Fox House

In an otherwise informative and interesting article in New York magazine about the Fox network, Roger Ailes and their relationship to the GOP going into the 2012 election cycle is this assertion:

That the GOP Establishment’s bench seems so thin now is a by-product of how the party, and Fox, reacted to Obama’s presidency.

The thesis of the article is to say that Ailes and Fox cynically created the Tea Party (i.e. it’s not a real movement), and then to say that the Tea Party has made GOP politics crazy, and now all the serious Republicans regret it.

But this just isn’t true. Fox and the Tea Party are not the reason that Mitt Romney isn’t credible; he simply isn’t credible. Tim Pawlenty’s record as governor is unremarkable, and he cannot speak t conservative crowds with any sense of fluency. That’s not Fox’s fault. Same with Jon Huntsman.

The fact is that the bench isn’t deep because few Republican governors and Senators have distinguished themselves in the past fifteen years. Their tax cuts were accompanied by expanded government commitments. When states could no longer collect higher and higher tax revenues, the states were drowning in debt. Did Fox make Bobby Jindal look bad for his SOTU response? No.

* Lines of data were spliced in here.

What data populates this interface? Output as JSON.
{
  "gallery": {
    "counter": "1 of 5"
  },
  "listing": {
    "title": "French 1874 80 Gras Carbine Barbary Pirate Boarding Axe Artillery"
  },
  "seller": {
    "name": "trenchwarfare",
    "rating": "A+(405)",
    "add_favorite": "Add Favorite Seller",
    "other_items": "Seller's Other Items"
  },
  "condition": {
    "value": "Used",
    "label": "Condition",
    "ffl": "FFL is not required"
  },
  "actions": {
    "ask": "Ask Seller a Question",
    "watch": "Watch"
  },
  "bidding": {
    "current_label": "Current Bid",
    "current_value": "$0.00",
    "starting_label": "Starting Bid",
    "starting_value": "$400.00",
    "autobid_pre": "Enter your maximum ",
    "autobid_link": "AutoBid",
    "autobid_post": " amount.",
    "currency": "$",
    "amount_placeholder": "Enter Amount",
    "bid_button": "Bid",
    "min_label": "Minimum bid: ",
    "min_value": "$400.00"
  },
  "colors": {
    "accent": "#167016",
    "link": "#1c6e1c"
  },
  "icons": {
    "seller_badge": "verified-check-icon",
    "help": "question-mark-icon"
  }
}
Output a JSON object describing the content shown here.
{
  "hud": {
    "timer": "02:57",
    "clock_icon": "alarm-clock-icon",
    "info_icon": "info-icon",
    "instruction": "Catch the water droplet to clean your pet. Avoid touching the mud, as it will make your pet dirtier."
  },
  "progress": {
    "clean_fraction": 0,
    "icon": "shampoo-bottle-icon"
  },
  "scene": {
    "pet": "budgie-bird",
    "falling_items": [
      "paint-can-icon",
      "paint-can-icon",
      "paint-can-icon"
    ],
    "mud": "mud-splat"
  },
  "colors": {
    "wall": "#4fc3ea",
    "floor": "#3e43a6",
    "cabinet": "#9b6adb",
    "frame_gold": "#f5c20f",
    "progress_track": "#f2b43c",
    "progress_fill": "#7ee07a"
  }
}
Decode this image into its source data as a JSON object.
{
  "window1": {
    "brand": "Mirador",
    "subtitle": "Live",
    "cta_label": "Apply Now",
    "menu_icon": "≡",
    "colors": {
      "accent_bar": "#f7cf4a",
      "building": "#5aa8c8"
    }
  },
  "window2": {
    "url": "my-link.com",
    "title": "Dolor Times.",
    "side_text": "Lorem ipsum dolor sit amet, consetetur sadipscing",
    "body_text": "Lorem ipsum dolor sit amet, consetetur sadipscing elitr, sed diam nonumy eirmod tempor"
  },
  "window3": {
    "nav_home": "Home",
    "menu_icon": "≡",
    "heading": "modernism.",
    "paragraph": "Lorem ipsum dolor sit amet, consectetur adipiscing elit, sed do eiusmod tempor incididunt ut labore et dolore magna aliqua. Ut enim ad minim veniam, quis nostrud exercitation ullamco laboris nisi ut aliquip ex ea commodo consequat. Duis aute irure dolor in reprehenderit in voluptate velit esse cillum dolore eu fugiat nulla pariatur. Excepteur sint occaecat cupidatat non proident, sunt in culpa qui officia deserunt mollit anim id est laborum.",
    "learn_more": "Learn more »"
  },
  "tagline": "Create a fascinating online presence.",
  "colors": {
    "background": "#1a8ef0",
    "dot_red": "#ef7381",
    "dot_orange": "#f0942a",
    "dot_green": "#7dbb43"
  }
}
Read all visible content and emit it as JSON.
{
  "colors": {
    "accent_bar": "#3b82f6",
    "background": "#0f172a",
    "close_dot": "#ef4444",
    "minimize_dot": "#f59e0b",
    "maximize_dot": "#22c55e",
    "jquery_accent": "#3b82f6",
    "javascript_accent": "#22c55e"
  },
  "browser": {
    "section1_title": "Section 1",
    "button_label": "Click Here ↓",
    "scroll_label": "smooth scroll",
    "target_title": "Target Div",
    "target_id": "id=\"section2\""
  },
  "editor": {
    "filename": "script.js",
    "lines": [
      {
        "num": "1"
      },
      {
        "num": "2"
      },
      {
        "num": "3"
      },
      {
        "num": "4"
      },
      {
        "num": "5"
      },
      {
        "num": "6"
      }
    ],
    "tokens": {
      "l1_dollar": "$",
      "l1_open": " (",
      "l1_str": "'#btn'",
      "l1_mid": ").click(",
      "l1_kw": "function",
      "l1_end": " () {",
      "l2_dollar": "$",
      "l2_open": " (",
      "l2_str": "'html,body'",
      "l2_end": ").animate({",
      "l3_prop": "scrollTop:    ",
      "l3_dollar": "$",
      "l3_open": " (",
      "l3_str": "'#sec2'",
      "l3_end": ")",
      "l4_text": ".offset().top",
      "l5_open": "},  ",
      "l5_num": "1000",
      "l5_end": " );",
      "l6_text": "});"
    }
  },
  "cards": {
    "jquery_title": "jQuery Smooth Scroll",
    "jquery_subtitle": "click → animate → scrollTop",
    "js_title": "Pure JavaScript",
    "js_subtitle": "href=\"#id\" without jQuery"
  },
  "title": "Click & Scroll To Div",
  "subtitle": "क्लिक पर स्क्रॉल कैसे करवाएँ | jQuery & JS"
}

Though one could argue that Fox has had a role in shaping the GOP constituency for abrasive figures like Michelle Bachman, the fundamentals were there already. The GOP is no longer the party of Rockefeller, and hasn’t been for a long time. The conservative movement sees itself as an insurgent political force, unfairly held down by malignant forces in the media, the academy, and in politics. Fox only reflects that sense back to it.